After the first cap layer is formed on the drain region, the second gap layer is formed on the first electrode layer, and the first cap layer is formed thinner than the second cap layer. And irradiating the semiconductor film to be the first electrode with energy light having the same intensity to crystallize the semiconductor film. 10. The method of manufacturing an active matrix substrate according to claim 9, wherein said energy light having the same intensity is an energy light weaker than a threshold value at which said source / drain region undergoes microcrystallization. 11. The semiconductor device according to claim 9, wherein the energy light having the same intensity is crystallized by energy light closer to a threshold at which crystallization takes place than a threshold at which the semiconductor film in the storage capacitor region undergoes microcrystallization.

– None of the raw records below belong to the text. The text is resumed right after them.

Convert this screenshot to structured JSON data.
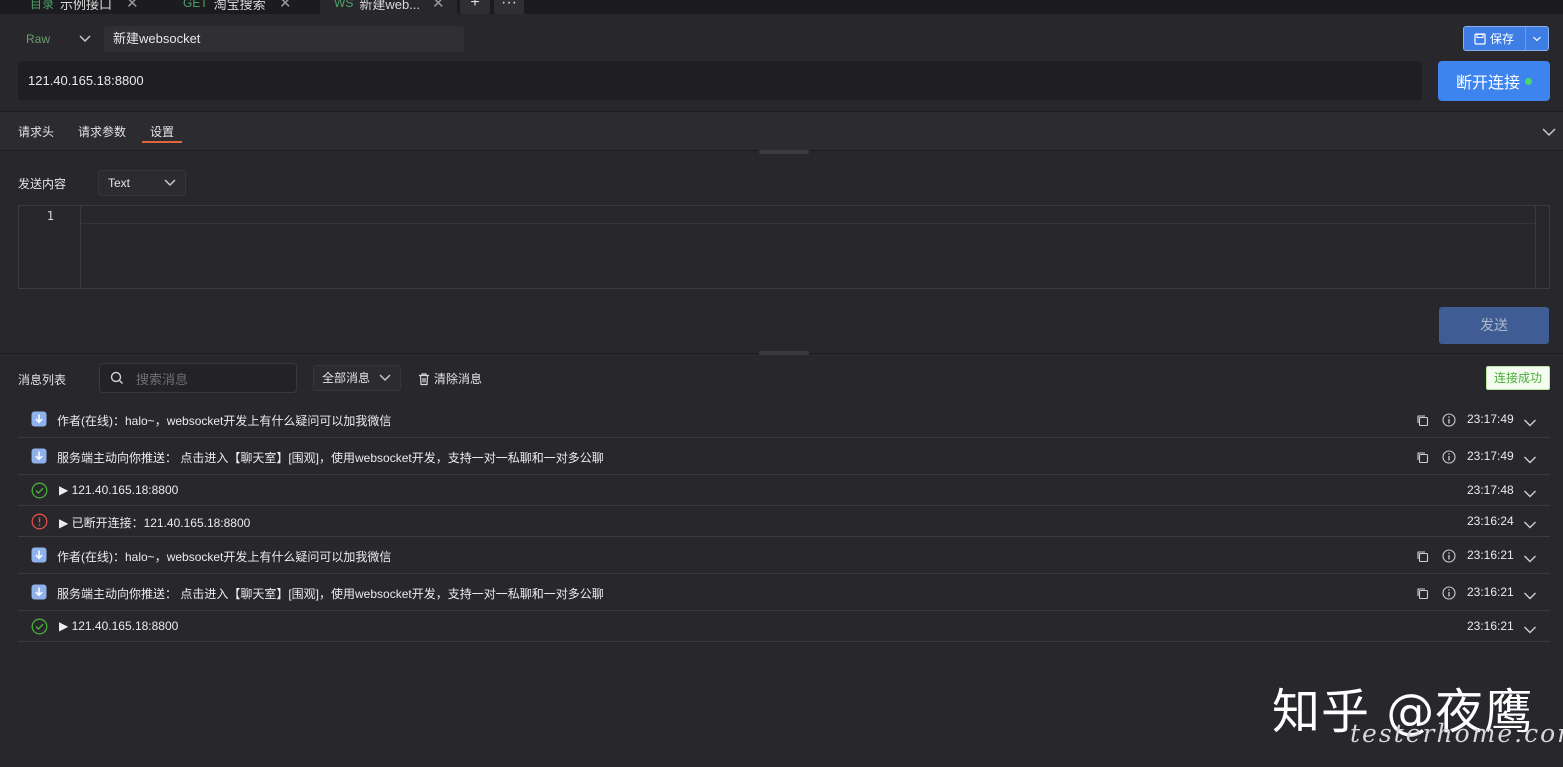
{
  "tabs": [
    {
      "method": "目录",
      "label": "示例接口",
      "method_color": "#4aa36a"
    },
    {
      "method": "GET",
      "label": "淘宝搜索",
      "method_color": "#4aa36a"
    },
    {
      "method": "WS",
      "label": "新建web...",
      "method_color": "#4aa36a",
      "active": true
    }
  ],
  "tab_add": "+",
  "tab_more": "···",
  "request": {
    "mode": "Raw",
    "name": "新建websocket",
    "save_label": "保存",
    "url": "121.40.165.18:8800",
    "disconnect_label": "断开连接"
  },
  "subtabs": [
    "请求头",
    "请求参数",
    "设置"
  ],
  "send_panel": {
    "label": "发送内容",
    "type": "Text",
    "line_number": "1",
    "send_label": "发送"
  },
  "messages_panel": {
    "label": "消息列表",
    "search_placeholder": "搜索消息",
    "filter": "全部消息",
    "clear_label": "清除消息",
    "status": "连接成功"
  },
  "messages": [
    {
      "kind": "received",
      "text": "作者(在线)：halo~，websocket开发上有什么疑问可以加我微信",
      "time": "23:17:49"
    },
    {
      "kind": "received",
      "text": "服务端主动向你推送： 点击进入【聊天室】[围观]，使用websocket开发，支持一对一私聊和一对多公聊",
      "time": "23:17:49"
    },
    {
      "kind": "connected",
      "text": "▶ 121.40.165.18:8800",
      "time": "23:17:48"
    },
    {
      "kind": "disconnected",
      "text": "▶ 已断开连接：121.40.165.18:8800",
      "time": "23:16:24"
    },
    {
      "kind": "received",
      "text": "作者(在线)：halo~，websocket开发上有什么疑问可以加我微信",
      "time": "23:16:21"
    },
    {
      "kind": "received",
      "text": "服务端主动向你推送： 点击进入【聊天室】[围观]，使用websocket开发，支持一对一私聊和一对多公聊",
      "time": "23:16:21"
    },
    {
      "kind": "connected",
      "text": "▶ 121.40.165.18:8800",
      "time": "23:16:21"
    }
  ],
  "watermark": {
    "main": "知乎 @夜鹰",
    "sub": "testerhome.com"
  },
  "colors": {
    "accent": "#3e84ee",
    "success": "#4aad3a",
    "error": "#e0514a",
    "active_tab_underline": "#e0663a"
  },
  "icons": {
    "received": "download-arrow-icon",
    "connected": "check-circle-icon",
    "disconnected": "alert-circle-icon",
    "copy": "copy-icon",
    "info": "info-icon",
    "expand": "chevron-down-icon"
  }
}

A method for manufacturing an active matrix substrate. 12. The method according to claim 7, 8 or 9, wherein
As an energy light for irradiating the semiconductor film, an irradiation region uses a line beam of laser light extending in a direction in which a scanning line or a data line extends, and a direction in which a data line extends the line beam or A method for manufacturing an active matrix substrate, wherein scanning is performed in a direction in which scanning lines extend. 13. The method according to claim 12, wherein a scanning pitch of the line beam is narrower than a width of the line beam in a scanning direction, and the line beam is irradiated while overlapping the same region. A method for manufacturing an active matrix substrate. 14. The method of manufacturing an active matrix substrate according to claim 1, wherein energy light is applied to a source / drain region of the thin film transistor and a semiconductor film to form a first electrode of the storage capacitor. After the irradiation, the first cap layer made of the silicon oxide film is used as a gate insulating film, and
The method for manufacturing an active matrix substrate, wherein the gap layer functions as a dielectric film of the storage capacitor. 15. The method for manufacturing an active matrix substrate according to claim 1, wherein the source / drain region of the thin film transistor and the semiconductor film serving as the first electrode are irradiated with energy light. Forming a gate insulating film or a dielectric film of the storage capacitor after removing the first or second cap layer made of the silicon oxide film by etching.